I understand that this can be a lot to ask - and I certainly understand how many Java conventions this code breaks, but I appreciate any help anyone can offer.
EDIT: since this question and my code are such gigantic walls of text, if there is a line in brackets with a lot of complex expressions that you don’t want to parse, add a comment or something asking me and I try to answer it as quickly as possible.
EDIT 2: The specific problem here is that this network does not converge on XOR. Here are some results to illustrate this:
9995: {1.0, 0.0}: 1 1
9996: {0.0, 1.0}: 1 1
9997: {0.0, 0.0}: 0 1
9998: {0,0, 1,0}: 1 0
9999: {0.0, 1.0}: 1 1
Each line has the format TEST NUMBER: {INPUTS}: EXPECTED ACTUAL The network calls train with each test, so this network is accessed 10,000 times.

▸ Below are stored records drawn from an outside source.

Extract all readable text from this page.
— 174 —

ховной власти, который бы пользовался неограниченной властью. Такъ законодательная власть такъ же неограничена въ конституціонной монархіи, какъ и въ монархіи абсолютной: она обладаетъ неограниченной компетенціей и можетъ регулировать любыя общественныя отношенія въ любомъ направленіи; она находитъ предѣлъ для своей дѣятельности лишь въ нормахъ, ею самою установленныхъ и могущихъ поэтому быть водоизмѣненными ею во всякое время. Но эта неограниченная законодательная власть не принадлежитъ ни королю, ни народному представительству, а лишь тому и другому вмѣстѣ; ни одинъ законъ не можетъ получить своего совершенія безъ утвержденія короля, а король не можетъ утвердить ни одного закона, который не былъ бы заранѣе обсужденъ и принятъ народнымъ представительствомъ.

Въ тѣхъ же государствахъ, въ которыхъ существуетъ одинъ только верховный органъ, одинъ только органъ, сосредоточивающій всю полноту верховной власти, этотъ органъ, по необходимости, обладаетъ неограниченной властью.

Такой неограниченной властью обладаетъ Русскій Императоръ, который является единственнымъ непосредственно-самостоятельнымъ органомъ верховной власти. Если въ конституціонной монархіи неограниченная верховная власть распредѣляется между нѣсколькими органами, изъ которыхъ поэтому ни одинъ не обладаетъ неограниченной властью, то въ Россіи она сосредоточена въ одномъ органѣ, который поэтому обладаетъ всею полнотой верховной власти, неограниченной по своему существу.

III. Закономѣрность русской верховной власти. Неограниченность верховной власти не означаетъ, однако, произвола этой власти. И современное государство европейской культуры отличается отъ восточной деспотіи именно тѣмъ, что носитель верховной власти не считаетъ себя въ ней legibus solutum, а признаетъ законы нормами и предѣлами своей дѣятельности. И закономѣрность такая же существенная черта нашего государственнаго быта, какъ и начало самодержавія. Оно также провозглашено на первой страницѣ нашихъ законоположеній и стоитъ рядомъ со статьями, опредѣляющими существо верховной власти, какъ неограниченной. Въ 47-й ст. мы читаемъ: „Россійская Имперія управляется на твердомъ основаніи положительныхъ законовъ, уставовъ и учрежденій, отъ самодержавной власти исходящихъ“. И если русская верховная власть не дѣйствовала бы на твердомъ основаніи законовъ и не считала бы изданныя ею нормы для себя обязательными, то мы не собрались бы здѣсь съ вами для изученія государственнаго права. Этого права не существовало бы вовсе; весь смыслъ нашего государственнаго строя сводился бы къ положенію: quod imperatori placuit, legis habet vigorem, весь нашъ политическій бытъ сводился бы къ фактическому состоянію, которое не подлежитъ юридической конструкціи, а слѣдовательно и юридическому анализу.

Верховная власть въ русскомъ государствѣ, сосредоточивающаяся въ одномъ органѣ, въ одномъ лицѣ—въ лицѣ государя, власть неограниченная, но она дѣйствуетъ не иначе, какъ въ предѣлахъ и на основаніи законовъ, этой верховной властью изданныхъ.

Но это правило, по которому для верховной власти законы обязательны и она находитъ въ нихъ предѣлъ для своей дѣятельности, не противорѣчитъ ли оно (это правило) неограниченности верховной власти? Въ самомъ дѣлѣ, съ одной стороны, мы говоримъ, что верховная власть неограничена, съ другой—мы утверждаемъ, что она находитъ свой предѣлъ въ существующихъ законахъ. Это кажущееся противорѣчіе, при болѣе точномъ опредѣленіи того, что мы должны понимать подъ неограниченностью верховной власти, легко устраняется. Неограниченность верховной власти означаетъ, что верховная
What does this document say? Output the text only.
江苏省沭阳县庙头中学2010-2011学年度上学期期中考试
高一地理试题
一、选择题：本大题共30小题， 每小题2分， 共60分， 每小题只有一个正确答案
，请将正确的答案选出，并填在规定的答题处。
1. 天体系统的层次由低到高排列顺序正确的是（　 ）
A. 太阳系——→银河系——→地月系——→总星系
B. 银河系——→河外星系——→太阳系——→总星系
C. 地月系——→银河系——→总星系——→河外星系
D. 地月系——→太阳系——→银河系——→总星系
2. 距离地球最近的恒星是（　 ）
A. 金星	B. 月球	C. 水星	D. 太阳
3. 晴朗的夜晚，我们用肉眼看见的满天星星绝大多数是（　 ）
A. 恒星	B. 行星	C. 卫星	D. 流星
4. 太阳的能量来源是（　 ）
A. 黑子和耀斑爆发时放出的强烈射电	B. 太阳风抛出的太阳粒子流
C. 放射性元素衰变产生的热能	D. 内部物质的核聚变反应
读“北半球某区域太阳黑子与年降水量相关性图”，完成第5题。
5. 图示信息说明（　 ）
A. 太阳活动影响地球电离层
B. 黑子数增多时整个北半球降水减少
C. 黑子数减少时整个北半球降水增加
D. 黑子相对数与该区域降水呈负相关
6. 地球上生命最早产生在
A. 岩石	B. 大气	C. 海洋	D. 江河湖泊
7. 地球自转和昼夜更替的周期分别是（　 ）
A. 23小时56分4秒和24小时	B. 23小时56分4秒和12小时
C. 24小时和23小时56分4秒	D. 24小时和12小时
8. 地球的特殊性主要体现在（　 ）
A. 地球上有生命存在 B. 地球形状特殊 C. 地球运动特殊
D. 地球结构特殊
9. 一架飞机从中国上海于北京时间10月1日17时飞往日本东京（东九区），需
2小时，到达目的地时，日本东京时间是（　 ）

Here are two additional classes if someone wants to run it:
package util; public class Functions { public static final ActivationFunction LIN = new ActivationFunction(){ public double eval(double x) { return x; } public double deriv(double x) { return 1; } }; public static final ActivationFunction SIG = new ActivationFunction(){ public double eval(double x) { return 1/(1+Math.exp(-x)); } public double deriv(double x) { double ev = eval(x); return ev * (1-ev); } }; public static final ActivationFunction HSF = new ActivationFunction(){ public double eval(double x) { if(x>0) return 1; return 0; } public double deriv(double x) { return (1); } }; } package util; public interface ActivationFunction { public double eval(double x); public double deriv(double x); }
Now it is even longer. Heck.